What matters more than the amount is the character of the discharge. Normal colostrum comes from multiple pores on the nipple surface and has a milky or yellowish appearance. It’s not something to worry about even if it only shows up on one side for weeks or the entire pregnancy.

When One-Sided Discharge Needs Attention

While one-sided colostrum leaking during pregnancy is almost always harmless, certain features of nipple discharge do warrant a closer look, particularly if you’re not pregnant. Discharge that raises concern tends to have a specific pattern: it comes from a single pore on the nipple rather than multiple openings, it’s spontaneous and persistent, and it’s clear, watery, or bloody rather than milky or yellow.

Bloody or clear discharge from one pore can sometimes signal a small benign growth called an intraductal papilloma, a tiny wart-like lump inside a milk duct. These are not cancerous in most cases, but they do need evaluation. If your discharge is blood-tinged or watery and limited to one specific spot on the nipple, imaging with both ultrasound and mammography is the standard first step. Mammography alone catches only about 20 to 25 percent of these cases because the growths tend to be very small and hidden behind the areola.

If you’re not pregnant and experiencing milky discharge from one or both breasts, the cause is often a hormonal shift. An underactive thyroid, certain medications (especially antipsychotics, anti-nausea drugs, and some antidepressants), and rarely a small benign pituitary growth called a prolactinoma can all trigger milk production outside of pregnancy by raising prolactin levels. These causes usually produce bilateral discharge, but early on it can appear on just one side.
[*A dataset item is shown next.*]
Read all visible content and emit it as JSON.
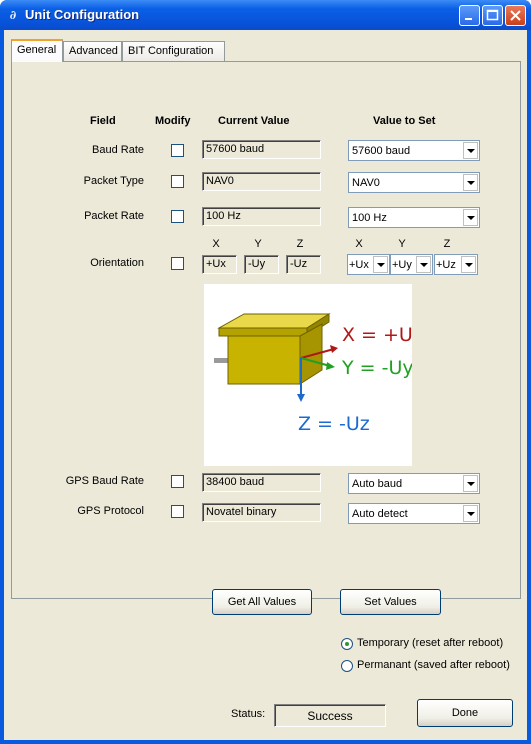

Managing Leaking During Pregnancy

Leaking colostrum is mostly a laundry problem, not a medical one. Nursing pads tucked inside your bra are the simplest solution. You can use disposable pads or washable cloth ones. Change them when they feel damp to keep the skin around your nipple dry and prevent irritation or fungal growth.
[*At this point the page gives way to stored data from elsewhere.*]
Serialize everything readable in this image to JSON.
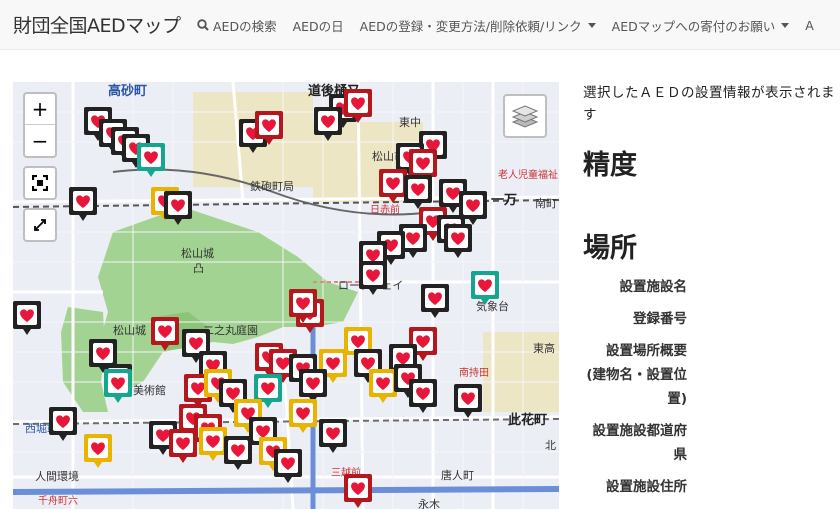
{
  "nav": {
    "brand": "財団全国AEDマップ",
    "links": [
      {
        "label": "AEDの検索",
        "icon": "search-icon",
        "dropdown": false
      },
      {
        "label": "AEDの日",
        "dropdown": false
      },
      {
        "label": "AEDの登録・変更方法/削除依頼/リンク",
        "dropdown": true
      },
      {
        "label": "AEDマップへの寄付のお願い",
        "dropdown": true
      },
      {
        "label": "A",
        "dropdown": false
      }
    ]
  },
  "map": {
    "zoom_in": "+",
    "zoom_out": "−",
    "labels": {
      "takasago": "高砂町",
      "dogo": "道後樋又",
      "tochu": "東中",
      "matsuyama_shi": "松山市",
      "tetsudo": "鉄砲町局",
      "hitoman": "一万",
      "minamimachi": "南町",
      "nisseki": "日赤前",
      "rojin": "老人児童福祉",
      "shiyakusho": "松山城",
      "castle_mark": "凸",
      "ropeway": "ロープウェイ",
      "kiyoshidai": "気象台",
      "higashi": "東高",
      "matsuyama_castle": "松山城",
      "ninomaru": "二之丸庭園",
      "museum": "美術館",
      "nishi": "西堀端",
      "jinkan": "人間環境",
      "minamimoto": "南持田",
      "hanazono": "此花町",
      "chiba": "千舟町六",
      "mitsukoshi": "三越前",
      "karamachi": "唐人町",
      "yokomachi": "永木",
      "kita": "北"
    }
  },
  "info": {
    "intro": "選択したＡＥＤの設置情報が表示されます",
    "precision_heading": "精度",
    "place_heading": "場所",
    "fields": [
      "設置施設名",
      "登録番号",
      "設置場所概要 (建物名・設置位置)",
      "設置施設都道府県",
      "設置施設住所"
    ]
  },
  "colors": {
    "marker_black": "#222222",
    "marker_red": "#b5171e",
    "marker_yellow": "#e8b400",
    "marker_teal": "#16a58f",
    "heart": "#e8173a",
    "park": "#9fcf8f"
  },
  "markers": [
    {
      "c": "black"
    },
    {
      "c": "black"
    },
    {
      "c": "black"
    },
    {
      "c": "black"
    },
    {
      "c": "teal"
    },
    {
      "c": "black"
    },
    {
      "c": "yellow"
    },
    {
      "c": "black"
    },
    {
      "c": "black"
    },
    {
      "c": "red"
    },
    {
      "c": "black"
    },
    {
      "c": "red"
    },
    {
      "c": "black"
    },
    {
      "c": "black"
    },
    {
      "c": "black"
    },
    {
      "c": "red"
    },
    {
      "c": "red"
    },
    {
      "c": "black"
    },
    {
      "c": "black"
    },
    {
      "c": "black"
    },
    {
      "c": "red"
    },
    {
      "c": "black"
    },
    {
      "c": "black"
    },
    {
      "c": "black"
    },
    {
      "c": "black"
    },
    {
      "c": "black"
    },
    {
      "c": "black"
    },
    {
      "c": "teal"
    },
    {
      "c": "black"
    },
    {
      "c": "red"
    },
    {
      "c": "red"
    },
    {
      "c": "black"
    },
    {
      "c": "red"
    },
    {
      "c": "black"
    },
    {
      "c": "black"
    },
    {
      "c": "black"
    },
    {
      "c": "black"
    },
    {
      "c": "teal"
    },
    {
      "c": "red"
    },
    {
      "c": "red"
    },
    {
      "c": "black"
    },
    {
      "c": "yellow"
    },
    {
      "c": "yellow"
    },
    {
      "c": "black"
    },
    {
      "c": "red"
    },
    {
      "c": "black"
    },
    {
      "c": "yellow"
    },
    {
      "c": "black"
    },
    {
      "c": "black"
    },
    {
      "c": "teal"
    },
    {
      "c": "black"
    },
    {
      "c": "red"
    },
    {
      "c": "yellow"
    },
    {
      "c": "black"
    },
    {
      "c": "red"
    },
    {
      "c": "yellow"
    },
    {
      "c": "yellow"
    },
    {
      "c": "black"
    },
    {
      "c": "red"
    },
    {
      "c": "black"
    },
    {
      "c": "black"
    },
    {
      "c": "yellow"
    },
    {
      "c": "black"
    },
    {
      "c": "red"
    },
    {
      "c": "yellow"
    },
    {
      "c": "black"
    },
    {
      "c": "yellow"
    },
    {
      "c": "black"
    },
    {
      "c": "red"
    },
    {
      "c": "black"
    }
  ]
}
Avoiding unnecessary nipple stimulation can also reduce leaking. Rough fabrics, tight bras, and even hot shower water hitting the breast directly can encourage colostrum to flow. If leaking happens at an inconvenient moment, pressing your forearm or the heel of your hand firmly against the breast for a few seconds can stop the flow temporarily.

There’s no need to express colostrum during pregnancy unless your healthcare provider has specifically recommended it, such as for people with gestational diabetes who may want to bank colostrum before delivery. Squeezing or pumping the breast can increase stimulation and lead to more leaking, not less.

Will the Other Breast Catch Up?

In most cases, yes. Once your baby is born and breastfeeding begins, both breasts respond to the hormonal signals of delivery and the physical stimulation of nursing. The breast that didn’t leak during pregnancy typically produces colostrum and transitions to mature milk on the same timeline as the other side. Some people do find that one breast consistently produces a bit more milk than the other throughout their breastfeeding journey, and that’s a normal variation. Babies often develop a preference for the higher-producing side, which can reinforce the difference, but alternating which breast you offer first at each feeding helps keep both sides active.